Erste Fahrt im Elektro-SUV
„Hier ist der Schlüssel.“ Und los geht’s. Man darf den U5 mitnehmen, fahren, ausprobieren. Ohne Aufpasser (nennen wir es im Marketing-Denglisch „Car Explainer“) an Bord. Gesagt, getan.
Das Platzangebot des 4,68 Meter langen Aiways U5 sorgt für das erste Aha-Erlebnis. Klar, der Elektroantrieb spart einen großen Motor oder gar einen Getriebetunnel. Aber trotzdem staunt der 1,92 Meter große Autor vor allem im Fond über lichte Flächen und große Weiten zu den Vordersitzen. Trotz der Lithium-Ionen-Akkus mit 63 kWh Speicherkapazität im Boden (zugeliefert von CATL) sitzt man ausreichend hoch, muss die Beine nicht stark anwinkeln.
Auch vorne gibt es viel Bewegungsraum in alle Richtungen und ziemlich bequeme Sitze. Hier passen auch die Kopfstützen, die im Fond nicht weit genug verstellbar sind. Die Verarbeitung kümmert sich um das nächste positive Kopfnicken. Sauber geführte Kontrastnähte, perforierte Lederpartien, griffsympathische Kunststoffe in den Türverkleidungen und auf der Oberseite des Armaturenbretts sind von Vorurteilen an ein Fernost-Billig-Produkt so weit weg wie Shanghai von München – in beiden Städten gibt es Büros mit dem Namen Aiways auf dem Klingelschild.
Hinter dem kleinen, oben und unten abgeflachten Lenkrad, gibt es drei Displays für alle Fahrrelevanten Anzeigen. Mittig sitzt ein 12,3 Zoll großes Infotainment-Display. Im Testwagen, einem Vorserienmodell aus dem Sommer 2019, funktionierte ein Teil des Menüs nur auf Chinesisch. Alle fahrzeugrelevanten Funktionen konnte man aber ansteuern. Ausschließlich über den Touchscreen, Knöpfe fehlen komplett.
Bremse mit Nachholbedarf
Leider auch Schaltwippen hinter dem Lenkrad. So muss man die Rekuperationsstufe, von denen es im Aiways U5 immerhin drei gibt, über den trägen Bildschirm einstellen. Das macht man nicht mal so schnell vor dem Ampelstau. Wenn sich die Ingenieure hier nochmal heransetzen, könnten sie sich gleich mit der Bremse an sich beschäftigen. Auf einem langen Pedalweg verliert sich der Fuß erst im Leeren, dann greift die Anlage plötzlich zu – auf den ersten Metern kommt man sich vor wie ein Fahrschüler.

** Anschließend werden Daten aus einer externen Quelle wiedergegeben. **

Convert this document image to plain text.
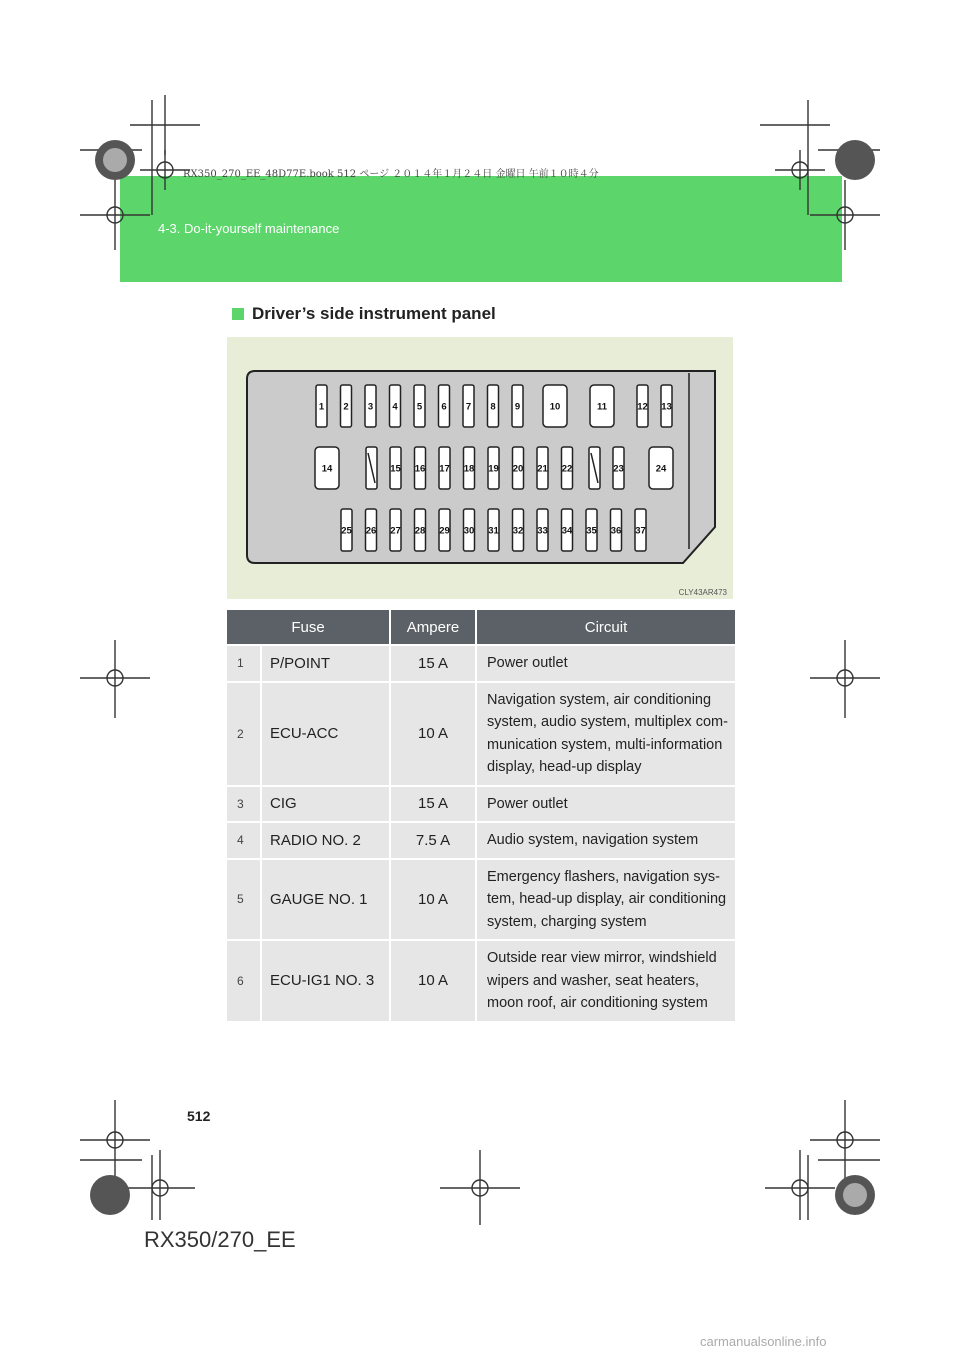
RX350_270_EE_48D77E.book 512 ページ ２０１４年１月２４日 金曜日 午前１０時４分
4-3. Do-it-yourself maintenance
Driver’s side instrument panel
1 2 3 4 5 6 7 8 9	10	11	12 13
14	15 16 17 18 19 20 21 22	23	24
25 26 27 28 29 30 31 32 33 34 35 36 37
CLY43AR473
Fuse		Ampere	Circuit
1	P/POINT	15 A	Power outlet
2	ECU-ACC	10 A	Navigation system, air conditioning system, audio system, multiplex com-munication system, multi-information display, head-up display
3	CIG	15 A	Power outlet
4	RADIO NO. 2	7.5 A	Audio system, navigation system
5	GAUGE NO. 1	10 A	Emergency flashers, navigation sys-tem, head-up display, air conditioning system, charging system
6	ECU-IG1 NO. 3	10 A	Outside rear view mirror, windshield wipers and washer, seat heaters, moon roof, air conditioning system
512
RX350/270_EE
carmanualsonline.info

Der 140 kW (190 PS) starke und maximal 315 Newtonmeter Drehmoment bereitstellende Elektroantrieb des Aiways U5 sorgt für ausreichende Fahrleistungen, ohne aber wirkliche Dynamik zu bieten. Aber will das der Fahrer einen geräumigen Familien-SUV? Genaue Fahrleistungen nennen die Chinesen noch nicht, aber innerorts und auf Landstraßen wird man nicht zum Verkehrshindernis. Auf der Autobahn geht dem U5 ab circa 150 km/h die Lust verloren.
Kurven durcheilt der Aiways mit kräftiger Seitenneigung und man merkt die fast 1,8 Tonnen Leergewicht, wenn sie sich ums Eck werfen lassen müssen. Wenn wir gerade beim Gewicht sind: Eine Anhängelast für den U5 nennt Aiways noch nicht – kurz nach dem Marktstart soll eine Anhängerkupplung nachgereicht werden.

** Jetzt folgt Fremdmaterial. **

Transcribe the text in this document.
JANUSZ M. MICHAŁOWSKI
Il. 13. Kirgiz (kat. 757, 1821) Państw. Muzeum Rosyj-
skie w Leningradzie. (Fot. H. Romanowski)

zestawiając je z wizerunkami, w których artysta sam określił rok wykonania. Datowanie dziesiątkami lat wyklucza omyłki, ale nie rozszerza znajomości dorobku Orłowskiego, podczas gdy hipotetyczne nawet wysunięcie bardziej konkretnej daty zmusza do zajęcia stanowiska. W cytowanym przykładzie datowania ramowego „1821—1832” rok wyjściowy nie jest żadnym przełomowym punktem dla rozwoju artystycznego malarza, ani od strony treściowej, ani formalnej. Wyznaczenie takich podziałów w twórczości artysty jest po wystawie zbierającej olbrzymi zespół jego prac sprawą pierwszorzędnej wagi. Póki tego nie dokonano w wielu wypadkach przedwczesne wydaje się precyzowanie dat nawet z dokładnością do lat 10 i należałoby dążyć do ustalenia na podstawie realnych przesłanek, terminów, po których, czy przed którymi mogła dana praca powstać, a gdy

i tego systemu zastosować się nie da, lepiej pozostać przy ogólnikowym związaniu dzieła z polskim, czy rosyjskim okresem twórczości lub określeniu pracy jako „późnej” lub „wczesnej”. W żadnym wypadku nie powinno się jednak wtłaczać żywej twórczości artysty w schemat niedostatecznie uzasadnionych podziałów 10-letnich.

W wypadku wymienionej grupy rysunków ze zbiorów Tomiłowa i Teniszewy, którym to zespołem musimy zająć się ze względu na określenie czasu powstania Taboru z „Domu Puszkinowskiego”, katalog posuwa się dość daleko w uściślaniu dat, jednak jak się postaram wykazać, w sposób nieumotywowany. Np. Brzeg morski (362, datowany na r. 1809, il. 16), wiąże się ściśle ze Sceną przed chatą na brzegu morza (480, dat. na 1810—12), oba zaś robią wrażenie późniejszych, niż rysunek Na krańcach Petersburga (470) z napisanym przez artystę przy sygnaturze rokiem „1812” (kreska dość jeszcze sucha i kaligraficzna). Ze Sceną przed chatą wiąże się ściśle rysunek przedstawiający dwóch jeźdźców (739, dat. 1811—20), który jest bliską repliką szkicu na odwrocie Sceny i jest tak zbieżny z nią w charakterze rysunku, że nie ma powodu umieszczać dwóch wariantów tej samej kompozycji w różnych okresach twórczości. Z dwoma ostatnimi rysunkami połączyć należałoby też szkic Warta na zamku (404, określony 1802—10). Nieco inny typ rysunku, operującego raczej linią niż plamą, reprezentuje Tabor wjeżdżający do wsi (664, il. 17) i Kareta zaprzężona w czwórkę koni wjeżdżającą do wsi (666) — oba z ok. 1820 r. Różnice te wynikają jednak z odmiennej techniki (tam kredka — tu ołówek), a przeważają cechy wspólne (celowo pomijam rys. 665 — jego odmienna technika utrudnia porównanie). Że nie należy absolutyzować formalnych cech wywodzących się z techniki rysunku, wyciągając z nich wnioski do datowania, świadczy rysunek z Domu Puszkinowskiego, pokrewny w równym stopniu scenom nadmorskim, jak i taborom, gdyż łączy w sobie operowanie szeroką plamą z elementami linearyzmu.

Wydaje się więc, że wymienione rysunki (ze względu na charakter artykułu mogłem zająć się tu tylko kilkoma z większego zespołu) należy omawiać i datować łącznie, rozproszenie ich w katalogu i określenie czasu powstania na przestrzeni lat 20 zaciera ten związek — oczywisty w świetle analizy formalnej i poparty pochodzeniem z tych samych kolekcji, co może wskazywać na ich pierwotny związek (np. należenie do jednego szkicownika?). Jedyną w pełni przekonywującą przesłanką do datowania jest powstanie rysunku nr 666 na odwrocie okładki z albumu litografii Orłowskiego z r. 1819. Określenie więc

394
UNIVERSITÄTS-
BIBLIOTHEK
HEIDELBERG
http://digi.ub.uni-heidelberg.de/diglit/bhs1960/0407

Der WLTP-Normverbrauch liegt bei 16,4 bis 17,3 kWh Strom auf 100 Kilometer, der Bordcomputer zeigte am Ende des Testtages Werte um 20 kWh an. Laut Hersteller kann der U5 mit bis zu 90 kW am Schnelllader Strom saugen, der Testwagen zapfte kurzzeitig mit knapp 63 kW über den CCS-Stecker.
Unter 40.000 Euro wird der Aiways U5 kosten. In der einzigen Ausstattungsvariante – mit „einmal alles, bitte“. Lederbezüge, Leichtmetallfelgen, LED-Scheinwerfer, Panoramadach, Onlinefunktion für Over-the-air-Updates und so weiter.

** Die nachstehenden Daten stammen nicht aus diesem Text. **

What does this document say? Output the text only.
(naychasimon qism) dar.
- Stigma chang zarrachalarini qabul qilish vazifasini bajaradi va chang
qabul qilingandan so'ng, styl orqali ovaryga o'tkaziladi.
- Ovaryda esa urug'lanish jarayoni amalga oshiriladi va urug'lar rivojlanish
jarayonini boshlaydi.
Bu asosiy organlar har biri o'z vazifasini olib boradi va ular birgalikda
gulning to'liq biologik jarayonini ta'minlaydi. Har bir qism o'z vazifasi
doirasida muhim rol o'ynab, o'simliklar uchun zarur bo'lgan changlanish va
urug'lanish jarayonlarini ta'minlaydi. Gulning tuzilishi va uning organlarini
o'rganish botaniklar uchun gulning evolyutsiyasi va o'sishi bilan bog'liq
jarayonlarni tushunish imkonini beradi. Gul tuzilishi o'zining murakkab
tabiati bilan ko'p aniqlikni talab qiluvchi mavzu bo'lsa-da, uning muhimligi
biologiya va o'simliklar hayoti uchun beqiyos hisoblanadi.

Vertrieb über Euronics, Service bei A.T.U.
In einem ersten Schritt wird man den Aiways U5 nur leasen können – für die genauen Raten werden aktuell noch die Taschenrechner bemüht. Später soll man das Elektro-SUV auch abonnieren und kaufen können. Der Vertragspartner für Kunden ist Aiways direkt, alles läuft online.
Für die Fahrzeugpräsentation in Showrooms und Probefahrten kooperiert Aiways mit der Elektrofachmarktkette Euronics. In bundesweit verteilten Standorten des Einzelhändlers soll es Anlaufstellen für Aiways-Interessenten geben. Den Service erledigt A.T.U. Wenn man denn mal hinmuss. Das Wartungsintervall gibt Aiways mit 100.000 Kilometern (ja, hunderttausend!) an.
Fazit zum Aiways U5
Hut ab. Zum fairen Preis von knapp 40.000 Euro, mit dem der Aiways U5 wesentlich kleinere Elektro-Konkurrenten wie Hyundai Kona oder Kia e-Niro deutlich unterbietet, serviert das chinesische Start-up ein anständiges Auto mit schickem Design und guter Verarbeitung. Wenn man die Zeit bis zum Marktstart jetzt noch für die Feinabstimmung von Fahrwerk und Bremsen nutzt, dürfte der U5 auch deutschen SUV-Kunden schmecken.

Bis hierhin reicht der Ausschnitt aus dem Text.